Now in a space more conducive to consistent creation, Merlaku is ready to roll out his debut project, Wolves, out now. "Wolves represents the culmination of years of hard work and patience. It's also a metaphor for my family and my team, my pack," he explains. It is an acutely personal project—produced, mixed, and mastered by Merlaku—loaded with intricate symbolism from the lyrics to the cover art created by Damien Jelaine.
"The wolf on my left shoulder biting me is symbolizing the betrayal and heartbreak from people I’ve trusted," Merlaku says. "The wolf on my right holding my 864 chain is symbolizing me carrying my hometown South Carolina with me everywhere I go. The third wolf at the bottom symbolizes me guarding the more intimate parts of my life and past which is starting to show in the music."
The intricate tracklisting and diversity of sound within Wolves make this one hell of coming out party for the multifaceted artist. Whether it's the unbridled aggression on "PROBLEMZ INTERLUDE" or the soothing baritone of "BREAK ME DOWN," Merlaku's ability to use his voice as an instrument is one of the highlights of the project.
If you were to isolate any single sound in the world that Los Angeles-based artist/producer neek creates with her music, you'd probably assume it's from a radio pop hit or an electronic blockbuster.
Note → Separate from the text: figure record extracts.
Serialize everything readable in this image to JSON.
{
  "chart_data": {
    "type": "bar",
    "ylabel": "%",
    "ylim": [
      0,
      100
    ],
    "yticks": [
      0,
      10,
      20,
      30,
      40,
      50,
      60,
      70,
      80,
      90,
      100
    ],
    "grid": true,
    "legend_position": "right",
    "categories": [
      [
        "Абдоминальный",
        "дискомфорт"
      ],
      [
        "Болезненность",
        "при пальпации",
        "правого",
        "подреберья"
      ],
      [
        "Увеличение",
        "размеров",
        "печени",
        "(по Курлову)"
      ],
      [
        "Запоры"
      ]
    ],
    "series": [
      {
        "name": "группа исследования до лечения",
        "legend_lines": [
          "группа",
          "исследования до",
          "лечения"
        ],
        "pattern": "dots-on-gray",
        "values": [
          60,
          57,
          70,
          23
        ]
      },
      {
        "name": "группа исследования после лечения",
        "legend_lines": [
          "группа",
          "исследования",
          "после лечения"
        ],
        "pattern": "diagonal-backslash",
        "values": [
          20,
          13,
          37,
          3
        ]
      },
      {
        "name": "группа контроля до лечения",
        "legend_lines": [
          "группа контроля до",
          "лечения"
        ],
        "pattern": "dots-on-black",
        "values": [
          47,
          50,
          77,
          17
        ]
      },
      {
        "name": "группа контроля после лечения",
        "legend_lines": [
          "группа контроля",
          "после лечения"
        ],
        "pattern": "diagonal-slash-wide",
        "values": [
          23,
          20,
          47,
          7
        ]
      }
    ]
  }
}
Her production is sleek and robust, a far cry from the currently popular scrappy, lo-fi pop so common among up-and-comers. But what makes neek's music so interesting is the way the pieces come together. Instead of piling on layers for a maximalist effect, neek's songs are restrained and spacious, leaving room for vocals to breathe life into each beat.
Her upcoming mixtape is called everybody's lonely, and fitting for a project of that title, the mood sways from melancholy to dark to blissfully numb. Previous singles "tired" and "it hurts again" are both sparse and sound like they were made on a cloud, but her most recent release "limitations" is like a come-down back to reality—sharp, active, but still ominous.
"I created this mixtape while dissociating further and further away from reality," neek tells us. "In completing it, I've found that where I once was is now hard to identify as a tangible thing, and it's more comfortable to live in this new world I've created out of the dissociation. I called on my friends Saro and Tezo to write some of these songs with me and worked with artist Jay Fury to build the world we all wish we could escape to."